Ankara Ticaret Odası (ATO) Başkanı Gürsel Baran, Merkez Bankası Başkanı Fatih Karahan ile kritik bir toplantıda bir araya geldi. Görüşmenin ana gündemi: KOBİ’lerin finansmana erişimindeki zorluklar ve ekonomik sürdürülebilirlik için yeni bir Nefes Kredisi ihtiyacı. ATO Yönetim Kurulu Toplantı Salonu’nda gerçekleşen buluşma, reel sektörün sesinin ekonomi yönetimine ulaştırıldığı önemli bir temas olarak kayda geçti.
ATO Başkanı Baran, toplantıda yaptığı değerlendirmede, Merkez Bankası'nın para politikasındaki kararlılığını desteklediklerini ancak uygulanan sıkılaştırma adımlarının ticaret üzerinde baskı oluşturduğuna dikkat çekti. Bu çerçevede, reel sektöre yönelik esneklikler sağlanmazsa üretimin yavaşlayabileceği uyarısında bulundu.
kobiler alarm veriyor: finansman ihtiyacı görmezden gelinemez
Baran’ın en dikkat çekici vurgusu, KOBİ'lerin finansmana erişim sıkıntısı oldu. Özellikle bankaların yüksek faiz ve kredi sınırlamaları nedeniyle işletmelerin nakit akışlarının tıkanmaya başladığını ifade eden Baran, şu sözlerle çağrıda bulundu:
"KOBİ’lerimiz için uygun koşullarda bir finansman kaynağı oluşturulması şart. Bu nedenle Merkez Bankası’ndan yeni bir Nefes Kredisi talep ediyoruz."
Baran, Nefes Kredisi uygulamasının daha önce işletmelere can suyu olduğunu ve bu desteğin tekrar devreye alınmasının zamanının geldiğini belirtti.
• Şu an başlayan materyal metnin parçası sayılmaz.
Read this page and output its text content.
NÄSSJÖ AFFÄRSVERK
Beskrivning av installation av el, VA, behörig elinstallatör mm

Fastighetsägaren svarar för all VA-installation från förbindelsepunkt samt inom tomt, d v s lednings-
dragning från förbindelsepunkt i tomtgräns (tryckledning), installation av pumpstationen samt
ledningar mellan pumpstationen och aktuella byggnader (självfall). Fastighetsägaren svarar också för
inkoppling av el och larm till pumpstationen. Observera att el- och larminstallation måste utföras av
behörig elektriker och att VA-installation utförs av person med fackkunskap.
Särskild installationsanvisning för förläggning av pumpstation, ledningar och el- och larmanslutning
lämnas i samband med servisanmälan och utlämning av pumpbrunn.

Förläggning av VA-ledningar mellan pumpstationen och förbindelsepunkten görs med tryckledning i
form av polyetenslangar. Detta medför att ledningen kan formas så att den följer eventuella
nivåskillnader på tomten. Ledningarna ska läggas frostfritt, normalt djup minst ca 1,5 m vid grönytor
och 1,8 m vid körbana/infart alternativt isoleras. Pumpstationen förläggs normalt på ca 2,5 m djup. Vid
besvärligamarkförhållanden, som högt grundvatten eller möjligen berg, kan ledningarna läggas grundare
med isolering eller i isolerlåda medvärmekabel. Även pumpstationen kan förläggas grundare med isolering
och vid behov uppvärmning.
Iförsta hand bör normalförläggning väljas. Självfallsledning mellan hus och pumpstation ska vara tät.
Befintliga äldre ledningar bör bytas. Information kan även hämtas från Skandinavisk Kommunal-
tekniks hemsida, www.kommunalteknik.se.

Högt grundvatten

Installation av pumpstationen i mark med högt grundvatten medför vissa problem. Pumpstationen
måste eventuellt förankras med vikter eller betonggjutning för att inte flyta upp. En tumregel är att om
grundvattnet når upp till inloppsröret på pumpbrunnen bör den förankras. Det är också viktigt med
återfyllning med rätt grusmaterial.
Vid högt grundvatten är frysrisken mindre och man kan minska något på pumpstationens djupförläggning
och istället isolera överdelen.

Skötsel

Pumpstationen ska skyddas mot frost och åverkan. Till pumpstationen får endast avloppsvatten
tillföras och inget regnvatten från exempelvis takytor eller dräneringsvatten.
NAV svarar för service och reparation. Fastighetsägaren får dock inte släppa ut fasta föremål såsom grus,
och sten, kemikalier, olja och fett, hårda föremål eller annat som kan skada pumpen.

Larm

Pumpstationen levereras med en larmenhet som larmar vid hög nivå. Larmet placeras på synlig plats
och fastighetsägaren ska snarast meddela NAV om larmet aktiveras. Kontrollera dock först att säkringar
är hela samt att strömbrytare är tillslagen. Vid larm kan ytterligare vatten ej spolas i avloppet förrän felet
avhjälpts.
Aksi halde pek çok KOBİ’nin, artan maliyet baskısı karşısında ayakta kalmakta zorlanacağının altını çizdi.
ticaret kartlarına taksit artışı ve kredi esnekliği önerisi
Toplantıda ele alınan bir diğer önemli konu, ticari kredi kartlarına ilişkin düzenlemelerdi. Baran, kart harcamalarının kredi sınırlaması dışında tutulması ve taksit imkanlarının genişletilmesinin ticaretin sürekliliği açısından kritik olduğunu belirtti. Ayrıca, Merkez Bankası’nın bankalara yönelik zorunlu karşılıklar ve kredi sınırlayıcı adımlar konusunda daha esnek olmasının, reel sektör lehine önemli etkiler doğuracağını ifade etti.
ATO Başkanı, “Faiz oranları Merkez Bankası ile uyumlu hale getirilmeli, özel bankalar da taşın altına elini koymalı” diyerek, sistemin sadece kamu bankaları üzerinden yürümesinin yetersiz kalacağını vurguladı.
döviz rezervlerindeki toparlanma memnuniyet yarattı
Görüşmede değinilen olumlu bir gelişme ise Merkez Bankası'nın döviz rezervlerinde son dönemde gözlemlenen artışoldu. Baran, bu toparlanmanın hem yatırımcı güvenini artıracağına hem de Türkiye’nin dış borçlanma koşullarında iyileşme yaratabileceğine işaret etti. Ancak bu olumlu tabloya rağmen içeride üretimi ayakta tutacak adımların ivedilikle atılması gerektiğini sözlerine ekledi.